If nothing else, it adds significantly more storage room to what might otherwise be a cramped enclave. A portion of the underground part of the base likely includes hardened bunker areas for a command post and other sensitive operations spaces. With entrances that look large enough to drive vehicles in and out of, the PLA might be able to keep a portion of the base’s motor pool or other equipment safely stored away from the elements. It would be an ideal way of finding room for reserves of fuel, lubricants, and water, too.
The base needs these and other resources to both to perform its day to day functions, whatever they may be, and support PLAN task forces as they move in and out the area. If China hopes to make the base a regular port of call for larger groups of ships, including future carrier battle groups, it will need to have significant reserves of a number of items on hand.

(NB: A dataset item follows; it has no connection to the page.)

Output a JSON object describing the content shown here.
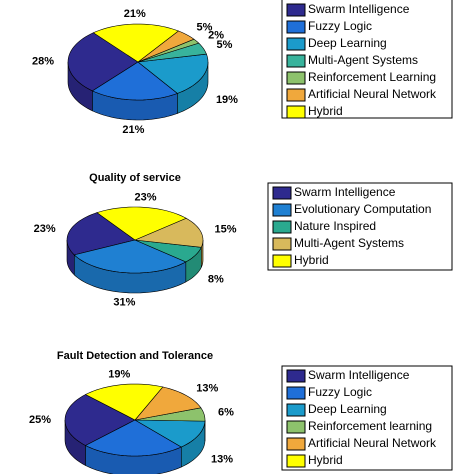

It’s also worth noting that the largest area of underground construction at China’s Djibouti base sits under what otherwise appears to be a series of hangars and an attached aircraft apron that does not appear big enough at present to handle fixed wing aircraft, like fighter jets, surveillance planes, cargo aircraft, or even larger drones, but could support either helicopters or smaller drones. It is possible that fuel storage underneath could feed into pump stations or hydrants above ground.
Having all this on hand would give the base the ability to operate independently from local suppliers for at least a short period of time if necessary, too. Maybe part of the underground complex will contain a generating station to provide a separate and secure power supply, as well.
Whatever the purpose of this underground complex is, it’s definitely an important development and one that highlights many of the points we at The War Zone made earlier in July 2017 when we took an in depth look at China’s plans:
But these official missions are just one piece of the larger picture. Beyond regional security concerns, the facility in Djibouti can only help China obvious desire to expand its military presence well beyond its borders. The African country is strategically located near the Suez Canal, providing a stable, Chinese-controlled stop-over point for military fleets heading to Europe and beyond. Its especially well positioned to both protect the transport of Middle Eastern and African energy and mineral resources critical to China's overall economic development, as well as provide storage space for the fuel and other supplies the PLA needs to conduct operations in Africa and Europe. Having these port facilities will be essential if the country wants to conduct far-flung carrier battle group operations. It seems almost guaranteed that once the base in fully operational the country's first operational carrier, the Liaoning, and its escorts will make it a regular port of call.
There’s likely to be more construction to come, as well. As Stratfor’s analysis pointed out, without its own docks in Djibouti, the PLAN will have to continue using the country’s commercial port facilities. Helicopters could ferry small loads back and forth from ships off shore, but it would be much less efficient than loading and unloading pier side.
When and if the Chinese decide to build these dock works, the final configuration of the base could be considerably larger. To accommodate the carrier Liaoning at its naval complex on Hainan Island, the PLAN built a new pier nearly 2,300 feet long, which made it the largest in the world. The Djibouti facility would need something similar if the flattop ever intended to tie up at the base proper.
But it’s already clear that the Chinese are definitely serious about their new base. The new construction shows they are looking to get as much out of it as they can.